Abstract / Description of output
BACKGROUND: The management of farm animal genetic resources and the adaptation of animals to climate change will probably have major effects on the long-term sustainability of the livestock sector. Genomic data harbour useful relevant information that needs to be harnessed for effectively managing genetic resources. In this paper, we report the genome characterization of the highly productive Mediterranean Chios dairy sheep and focus on genetic diversity measures related with local adaptation and selection and the genetic architecture of animal resilience to weather fluctuations as a novel adaptative trait linked to climate change.

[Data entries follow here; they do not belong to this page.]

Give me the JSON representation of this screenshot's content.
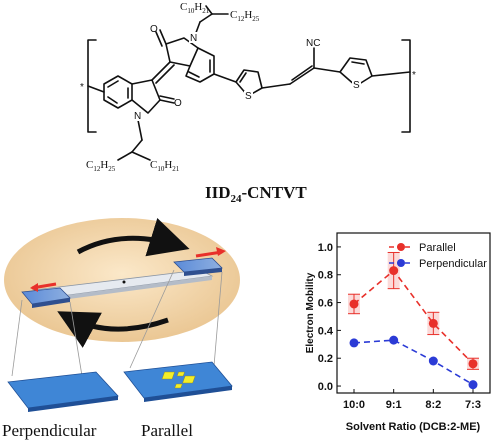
{
  "molecule": {
    "atom_O": "O",
    "atom_N": "N",
    "atom_S": "S",
    "atom_NC": "NC",
    "sub_top_a": "C",
    "sub_top_a_n": "10",
    "sub_top_a_h": "H",
    "sub_top_a_hn": "21",
    "sub_top_b": "C",
    "sub_top_b_n": "12",
    "sub_top_b_h": "H",
    "sub_top_b_hn": "25",
    "sub_bot_a": "C",
    "sub_bot_a_n": "12",
    "sub_bot_a_h": "H",
    "sub_bot_a_hn": "25",
    "sub_bot_b": "C",
    "sub_bot_b_n": "10",
    "sub_bot_b_h": "H",
    "sub_bot_b_hn": "21",
    "name_prefix": "IID",
    "name_sub": "24",
    "name_suffix": "-CNTVT",
    "star": "*"
  },
  "device": {
    "label_perpendicular": "Perpendicular",
    "label_parallel": "Parallel",
    "colors": {
      "disk": "#f2d7ad",
      "chip": "#4b79c8",
      "substrate": "#3f86d6",
      "electrode": "#f3ee2a",
      "arrow_red": "#e8302a"
    }
  },
  "chart_data": {
    "type": "line",
    "categories": [
      "10:0",
      "9:1",
      "8:2",
      "7:3"
    ],
    "xlabel": "Solvent Ratio (DCB:2-ME)",
    "ylabel": "Electron Mobility",
    "ylim": [
      -0.05,
      1.1
    ],
    "yticks": [
      "0.0",
      "0.2",
      "0.4",
      "0.6",
      "0.8",
      "1.0"
    ],
    "legend_position": "top-right",
    "series": [
      {
        "name": "Parallel",
        "color": "#e8302a",
        "values": [
          0.59,
          0.83,
          0.45,
          0.16
        ],
        "errors": [
          0.07,
          0.13,
          0.08,
          0.04
        ]
      },
      {
        "name": "Perpendicular",
        "color": "#2b3bd6",
        "values": [
          0.31,
          0.33,
          0.18,
          0.01
        ],
        "errors": [
          0,
          0,
          0,
          0
        ]
      }
    ]
  }
}
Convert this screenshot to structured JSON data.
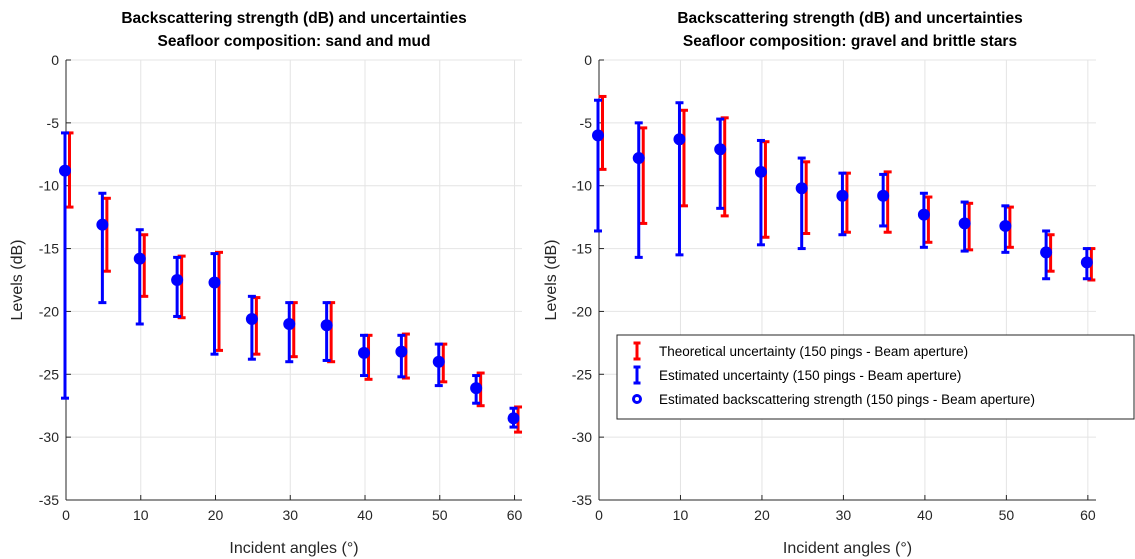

RESULTS: We detected runs of homozygosity (ROH) and heterozygosity (ROHet) that revealed multiple highly homozygous and heterozygous hotspots across the Chios sheep genome. A particularly highly homozygous region was identified on chromosome 13 as a candidate of directional genetic selection associated with milk traits, which includes annotated genes that were previously shown to be linked to local adaptation to harsh environmental conditions. Favourable heterozygosity related with a potentially protective role against livestock diseases and enhanced overall fitness was revealed in heterozygous-rich regions on sheep chromosomes 3, 10, 13 and 19. Furthermore, genomic analyses were conducted on sheep resilience phenotypes that display changes in milk production in response to weather variation. Sheep resilience to heat stress was a significantly heritable trait (h2 = 0.26) and genetically antagonistic to milk production. Genome-wide association and regional heritability mapping analyses revealed novel genomic markers and regions on chromosome 5 that were significantly associated with sheep resilience to climate change. Subsequently, an annotation analysis detected a set of genes on chromosome 5 that were associated with olfactory receptor complexes that could participate in heat stress mitigation through changes in respiration rate and respiratory evaporation. Other genes were grouped in previously reported biological processes relevant to livestock heat dissipation, including stress and immune response.
CONCLUSIONS: Our results may contribute to the optimal management of sheep genetic resources and inform modern selective breeding programmes that aim at mitigating future environmental challenges towards sustainable farming, while better balancing animal adaptation and productivity. Our results are directly relevant to the studied breed and the respective environmental conditions; however, the methodology may be extended to other livestock species of interest.